O mesmo argumento aproveita a Gilles Deleuze. Seu primeiro livro, um clássico, é de 1962: Nietzsche e a filosofia.[4] Nele encontramos as bases para uma hermenêutica de um Nietzsche atualizado para o século XXI. Seus últimos escritos solitários versavam sobre uma obra que gostaria muito de concluir, e teria o título A grandeza de Marx.
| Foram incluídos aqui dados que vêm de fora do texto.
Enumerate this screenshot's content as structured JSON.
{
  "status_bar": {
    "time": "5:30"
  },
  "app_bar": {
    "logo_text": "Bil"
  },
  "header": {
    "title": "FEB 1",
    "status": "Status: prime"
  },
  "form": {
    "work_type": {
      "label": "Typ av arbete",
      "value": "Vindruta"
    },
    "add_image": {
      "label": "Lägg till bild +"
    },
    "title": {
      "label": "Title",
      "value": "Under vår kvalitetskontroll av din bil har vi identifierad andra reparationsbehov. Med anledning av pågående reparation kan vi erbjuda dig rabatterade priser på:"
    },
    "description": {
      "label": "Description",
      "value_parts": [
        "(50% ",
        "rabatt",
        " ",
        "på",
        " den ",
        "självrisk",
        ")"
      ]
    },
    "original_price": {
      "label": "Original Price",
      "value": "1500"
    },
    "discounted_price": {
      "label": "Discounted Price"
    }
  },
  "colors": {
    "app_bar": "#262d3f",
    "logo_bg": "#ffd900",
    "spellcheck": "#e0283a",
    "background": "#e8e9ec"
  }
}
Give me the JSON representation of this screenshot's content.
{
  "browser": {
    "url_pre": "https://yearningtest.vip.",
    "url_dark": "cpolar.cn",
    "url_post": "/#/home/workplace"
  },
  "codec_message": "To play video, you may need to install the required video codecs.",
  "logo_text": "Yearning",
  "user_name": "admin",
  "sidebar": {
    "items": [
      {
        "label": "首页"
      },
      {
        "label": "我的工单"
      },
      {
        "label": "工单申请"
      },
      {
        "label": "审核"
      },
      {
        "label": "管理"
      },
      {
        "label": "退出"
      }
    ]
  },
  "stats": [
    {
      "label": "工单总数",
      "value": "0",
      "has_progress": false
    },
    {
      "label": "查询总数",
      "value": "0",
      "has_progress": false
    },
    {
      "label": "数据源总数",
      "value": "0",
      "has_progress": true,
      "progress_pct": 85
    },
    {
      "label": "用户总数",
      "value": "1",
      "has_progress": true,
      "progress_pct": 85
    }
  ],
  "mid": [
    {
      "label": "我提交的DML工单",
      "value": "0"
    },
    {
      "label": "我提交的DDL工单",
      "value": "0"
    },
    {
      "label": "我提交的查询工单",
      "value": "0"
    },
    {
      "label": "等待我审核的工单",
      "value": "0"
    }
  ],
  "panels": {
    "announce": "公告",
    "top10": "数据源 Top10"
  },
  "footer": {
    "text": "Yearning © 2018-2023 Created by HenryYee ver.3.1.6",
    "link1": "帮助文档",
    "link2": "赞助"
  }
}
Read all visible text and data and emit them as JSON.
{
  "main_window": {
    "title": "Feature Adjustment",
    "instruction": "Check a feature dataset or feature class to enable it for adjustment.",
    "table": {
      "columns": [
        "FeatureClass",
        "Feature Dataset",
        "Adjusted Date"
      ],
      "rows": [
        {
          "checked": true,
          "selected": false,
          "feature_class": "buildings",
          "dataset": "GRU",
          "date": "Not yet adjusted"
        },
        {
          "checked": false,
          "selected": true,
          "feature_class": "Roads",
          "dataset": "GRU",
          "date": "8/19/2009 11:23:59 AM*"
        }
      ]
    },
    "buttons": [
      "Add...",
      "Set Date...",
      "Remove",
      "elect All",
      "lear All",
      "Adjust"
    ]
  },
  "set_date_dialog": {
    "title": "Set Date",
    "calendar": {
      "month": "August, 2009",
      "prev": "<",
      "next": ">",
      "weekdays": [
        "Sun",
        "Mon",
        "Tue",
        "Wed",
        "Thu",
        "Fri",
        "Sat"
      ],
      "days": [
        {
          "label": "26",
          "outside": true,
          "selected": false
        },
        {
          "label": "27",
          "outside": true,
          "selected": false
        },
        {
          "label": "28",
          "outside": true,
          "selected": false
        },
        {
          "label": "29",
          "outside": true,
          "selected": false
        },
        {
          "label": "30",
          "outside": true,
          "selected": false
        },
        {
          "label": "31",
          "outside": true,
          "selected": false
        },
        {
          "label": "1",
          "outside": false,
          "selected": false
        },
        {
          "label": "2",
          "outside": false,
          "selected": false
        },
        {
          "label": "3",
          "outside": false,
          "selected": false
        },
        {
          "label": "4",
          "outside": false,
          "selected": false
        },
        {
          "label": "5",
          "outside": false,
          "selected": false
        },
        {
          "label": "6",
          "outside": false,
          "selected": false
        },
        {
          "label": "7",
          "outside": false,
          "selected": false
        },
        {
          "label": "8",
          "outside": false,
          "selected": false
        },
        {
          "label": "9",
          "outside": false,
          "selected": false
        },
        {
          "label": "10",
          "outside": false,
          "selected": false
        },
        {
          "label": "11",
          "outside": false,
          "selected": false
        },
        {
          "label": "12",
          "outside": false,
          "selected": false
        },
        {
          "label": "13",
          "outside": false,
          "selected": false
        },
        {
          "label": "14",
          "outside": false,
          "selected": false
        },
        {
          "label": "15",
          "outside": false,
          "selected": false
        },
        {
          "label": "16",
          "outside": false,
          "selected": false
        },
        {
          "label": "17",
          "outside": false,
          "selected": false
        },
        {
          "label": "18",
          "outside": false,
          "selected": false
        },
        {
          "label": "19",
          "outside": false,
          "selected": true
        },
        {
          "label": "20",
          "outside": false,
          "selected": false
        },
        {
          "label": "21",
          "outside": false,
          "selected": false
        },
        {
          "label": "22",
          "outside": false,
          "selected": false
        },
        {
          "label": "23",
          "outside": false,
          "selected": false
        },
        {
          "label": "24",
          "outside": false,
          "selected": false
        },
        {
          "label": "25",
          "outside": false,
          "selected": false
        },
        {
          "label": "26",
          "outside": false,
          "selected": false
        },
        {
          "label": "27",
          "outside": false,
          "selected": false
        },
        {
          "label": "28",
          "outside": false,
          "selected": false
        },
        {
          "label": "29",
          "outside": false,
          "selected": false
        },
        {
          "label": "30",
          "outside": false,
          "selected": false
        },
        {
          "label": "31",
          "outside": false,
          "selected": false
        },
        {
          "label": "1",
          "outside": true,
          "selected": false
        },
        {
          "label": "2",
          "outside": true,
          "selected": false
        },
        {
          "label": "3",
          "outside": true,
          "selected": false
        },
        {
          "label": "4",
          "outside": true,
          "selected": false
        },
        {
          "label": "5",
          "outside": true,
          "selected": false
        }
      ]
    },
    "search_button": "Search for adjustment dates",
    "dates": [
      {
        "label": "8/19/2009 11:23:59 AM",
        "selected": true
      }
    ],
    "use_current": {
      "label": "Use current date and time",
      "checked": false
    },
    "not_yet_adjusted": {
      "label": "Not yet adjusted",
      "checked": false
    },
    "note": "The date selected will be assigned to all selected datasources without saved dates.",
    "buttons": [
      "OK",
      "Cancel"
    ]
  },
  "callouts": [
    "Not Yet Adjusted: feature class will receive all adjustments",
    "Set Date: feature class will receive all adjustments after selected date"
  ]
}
Deleuze, um contemporâneo, era consciente de que os clássicos nunca morrem , pois têm sempre algo a nos ensinar. Através de Deleuze compreendemos melhor o nosso tempo e a vitória de goleada da barbárie, embora saibamos que as ideias filosóficas do fim do mundo, da biopolítica da ditadura invisível sobre tudo e sobre todos aos apologetas da hecatombe ecológica, felizmente vão sendo dissolvidas à luz de crescentes polos e experiências de resistência.
Sem esse verdadeiro niilista iluminista deixamos de nos deleitar com suas aulas peripatéticas, amadas por centenas de alunos, ávidos em voar nas asas desse Ícaro das ideias, ciente do imenso trabalho que é o pensar o contemporâneo contra as tentações da auto referenciação conhecida nos ensinamentos de Claude Lévy-Strauss no seu clássico Antropologia Estrutural quando se referia às três fontes de resistência ao desenvolvimento, impedindo visualizar melhor as “descontinuidades culturais”, em específico no campo dos pesquisadores. São elas, a vontade de unidade, o respeito pela natureza e a negação da história.
[1] Esta classificação aparece em Habermas, Jurgen. Modernidade. Um projeto inacabado (1980). In: ARANTES, Otília B. Fiori e ARANTES, Paulo Eduardo. Um ponto cego no projeto moderno de Jurgen Habermas. Trad. Márcio Suzuki. São Paulo: Brasiliense, 1992.O aprofundamento da crítica a Foucault aparece em HABERMAS, Jurgen. O discurso filosófico da Modernidade. Trad. de Ana Maria Bernardo e outros. Lisboa: Publicações Dom Quixote,1990.
[2] Cf. MERCHIOR, José Guilherme. Foucault. Ou do niilismo de cátedra.
[3] Consultar RORTY, Richard. Un philosophe pragmatique. In Magazine Littéraire. n. 298, Paris, avril 1992.p.28.
[4]Cf. DELEUZE, Gilles. Nietzsche et la philosophie. Paris: Puf, 1962.